Edwin Pain

Personal information
- Full name: Edwin Llewellyn Pain
- Born: 2 June 1891 Swansea, Glamorgan, Wales
- Died: 14 July 1947 (aged 56) Plymouth, Devon, England
- Batting: Right-handed
- Bowling: Right-arm medium

Domestic team information
- 1932: Devon
- 1926: Royal Navy

Career statistics
| Competition | First-class |
| Matches | 1 |
| Runs scored | 18 |
| Batting average | 9.00 |
| 100s/50s | –/– |
| Top score | 17 |
| Balls bowled | 204 |
| Wickets | 3 |
| Bowling average | 33.00 |
| 5 wickets in innings | – |
| 10 wickets in match | – |
| Best bowling | 3/90 |
| Catches/stumpings | 2/– |
- Source: Cricinfo, 15 March 2011

= Edwin Pain =

Welsh cricketer and Royal Navy sailor

Edwin Llewellyn Pain (2 June 1891 - 14 July 1947) was a Welsh cricketer and Royal Navy sailor. Pain was a right-handed batsman who bowled right-arm medium pace. He was born in Swansea, Glamorgan.

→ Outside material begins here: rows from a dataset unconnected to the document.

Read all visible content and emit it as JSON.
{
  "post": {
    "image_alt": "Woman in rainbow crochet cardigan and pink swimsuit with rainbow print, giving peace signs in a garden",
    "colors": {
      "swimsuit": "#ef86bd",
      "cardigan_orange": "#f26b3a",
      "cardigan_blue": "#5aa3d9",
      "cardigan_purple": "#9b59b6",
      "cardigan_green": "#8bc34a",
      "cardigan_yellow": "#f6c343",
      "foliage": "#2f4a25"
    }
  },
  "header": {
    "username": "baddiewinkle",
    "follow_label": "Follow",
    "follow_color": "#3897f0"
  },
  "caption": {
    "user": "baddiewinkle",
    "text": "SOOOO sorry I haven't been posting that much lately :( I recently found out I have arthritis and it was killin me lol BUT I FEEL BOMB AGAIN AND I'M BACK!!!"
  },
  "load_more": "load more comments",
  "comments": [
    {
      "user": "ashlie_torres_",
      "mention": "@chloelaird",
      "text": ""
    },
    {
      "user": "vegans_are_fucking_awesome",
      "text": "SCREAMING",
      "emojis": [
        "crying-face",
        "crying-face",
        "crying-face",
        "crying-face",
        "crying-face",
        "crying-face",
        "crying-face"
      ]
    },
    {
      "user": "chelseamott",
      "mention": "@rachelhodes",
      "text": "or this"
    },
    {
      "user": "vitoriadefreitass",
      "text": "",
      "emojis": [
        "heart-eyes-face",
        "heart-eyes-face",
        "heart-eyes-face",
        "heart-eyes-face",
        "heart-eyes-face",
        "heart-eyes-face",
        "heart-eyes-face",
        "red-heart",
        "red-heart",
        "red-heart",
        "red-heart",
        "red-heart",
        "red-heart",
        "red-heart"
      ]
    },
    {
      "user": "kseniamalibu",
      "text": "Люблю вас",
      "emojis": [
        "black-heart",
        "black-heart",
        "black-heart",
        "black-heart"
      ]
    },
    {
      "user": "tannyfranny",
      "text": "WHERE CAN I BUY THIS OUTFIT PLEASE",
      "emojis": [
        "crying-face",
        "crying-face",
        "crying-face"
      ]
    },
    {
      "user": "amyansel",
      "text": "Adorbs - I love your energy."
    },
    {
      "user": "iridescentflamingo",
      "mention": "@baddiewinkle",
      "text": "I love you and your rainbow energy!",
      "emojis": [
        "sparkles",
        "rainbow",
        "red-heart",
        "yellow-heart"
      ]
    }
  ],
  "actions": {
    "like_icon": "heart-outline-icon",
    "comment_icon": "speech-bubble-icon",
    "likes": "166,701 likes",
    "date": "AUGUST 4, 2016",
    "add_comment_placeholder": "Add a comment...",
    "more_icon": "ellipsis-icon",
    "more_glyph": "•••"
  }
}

Pain made his only first-class appearance for the Royal Navy against the Army at Lord's in 1926. In this match he scored 17 runs in the Royal Navy first-innings, before being dismissed by Philip Davies. In their second-innings he scored a single run before being dismissed by Kenneth Mackessack. With the ball he claimed 3 wickets in the Army's first-innings. In 1932 he played four Minor Counties Championship fixtures for Devon.

He died in Plymouth, Devon on 14 July 1947.